Они были растеряны, испуганы. Они еще немного поспорили и все-таки решили, что записку написал Чарский, который хоть и был придурком, но все же сочувствовал их злоключениям и бесплатно поил их чаем. Предположить иное не было оснований: даже если допустить, что неф был сотрудником ФСБ, — он не стал бы играть с ними в кошки-мышки, а просто арестовал или убил. Во всяком случае, ни в какое Ненарадово они не пойдут — вдруг это со стороны Чарского не сочувствие, а провокация? Был ли разумен совет держаться подальше от больших городов? Трудно сказать. С одной стороны, в большом городе легче спрятаться, с другой — всяких сел и деревень в Новгородской или Тверской области так много, все не обыщешь…

Когда они дошли до автостанции, дождь кончился, тучи стали рваться в клочки и из разрывов проглядывало бледное солнце.
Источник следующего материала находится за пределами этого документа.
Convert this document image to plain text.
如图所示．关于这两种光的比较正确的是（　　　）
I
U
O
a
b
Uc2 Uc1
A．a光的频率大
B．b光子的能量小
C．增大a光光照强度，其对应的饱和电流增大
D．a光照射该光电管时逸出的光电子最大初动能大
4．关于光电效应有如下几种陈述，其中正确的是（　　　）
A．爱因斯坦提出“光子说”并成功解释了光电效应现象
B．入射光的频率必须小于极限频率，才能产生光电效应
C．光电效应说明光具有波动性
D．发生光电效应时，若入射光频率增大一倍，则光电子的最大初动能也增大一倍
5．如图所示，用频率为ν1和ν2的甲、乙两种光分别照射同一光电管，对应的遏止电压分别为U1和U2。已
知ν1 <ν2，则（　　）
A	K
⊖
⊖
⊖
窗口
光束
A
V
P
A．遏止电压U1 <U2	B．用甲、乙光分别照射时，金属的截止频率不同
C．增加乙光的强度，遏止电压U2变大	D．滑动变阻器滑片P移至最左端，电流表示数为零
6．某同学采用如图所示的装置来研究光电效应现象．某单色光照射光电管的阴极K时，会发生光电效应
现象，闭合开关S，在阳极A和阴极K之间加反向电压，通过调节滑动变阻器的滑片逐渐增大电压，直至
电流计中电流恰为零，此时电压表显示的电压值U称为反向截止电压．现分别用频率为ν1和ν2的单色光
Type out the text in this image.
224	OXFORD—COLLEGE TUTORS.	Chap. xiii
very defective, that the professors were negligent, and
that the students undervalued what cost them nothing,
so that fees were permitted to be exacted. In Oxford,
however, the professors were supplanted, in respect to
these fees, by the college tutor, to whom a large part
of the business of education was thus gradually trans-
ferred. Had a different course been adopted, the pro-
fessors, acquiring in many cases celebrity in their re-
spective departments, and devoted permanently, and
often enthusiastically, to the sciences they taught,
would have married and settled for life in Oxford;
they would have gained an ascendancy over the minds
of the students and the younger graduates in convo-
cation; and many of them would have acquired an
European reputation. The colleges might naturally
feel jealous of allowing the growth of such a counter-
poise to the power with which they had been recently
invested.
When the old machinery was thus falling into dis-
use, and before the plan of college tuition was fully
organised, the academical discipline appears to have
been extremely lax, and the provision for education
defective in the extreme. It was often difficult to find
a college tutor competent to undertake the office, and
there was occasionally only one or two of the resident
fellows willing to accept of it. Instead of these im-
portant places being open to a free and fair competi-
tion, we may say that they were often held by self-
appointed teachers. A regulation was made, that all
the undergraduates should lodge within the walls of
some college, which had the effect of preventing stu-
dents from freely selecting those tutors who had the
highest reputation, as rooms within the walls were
Они поели в кафе и пошли изучать автобусное расписание. (Саша дал себе клятву никогда в жизни — если будет жизнь — больше не ездить на автобусах, так они ему обрыдли; ему казалось, что само слово «автобус» какое-то противное, жалкое, воняющее бензином и сыростью…) В ближайшие минуты отходили два автобуса: на Ненарадово и на Покровское. Они переглянулись и сели в автобус до Покровского. К этому моменту Саша уже понял, что болен. Температура у него была, наверное, градусов под сорок.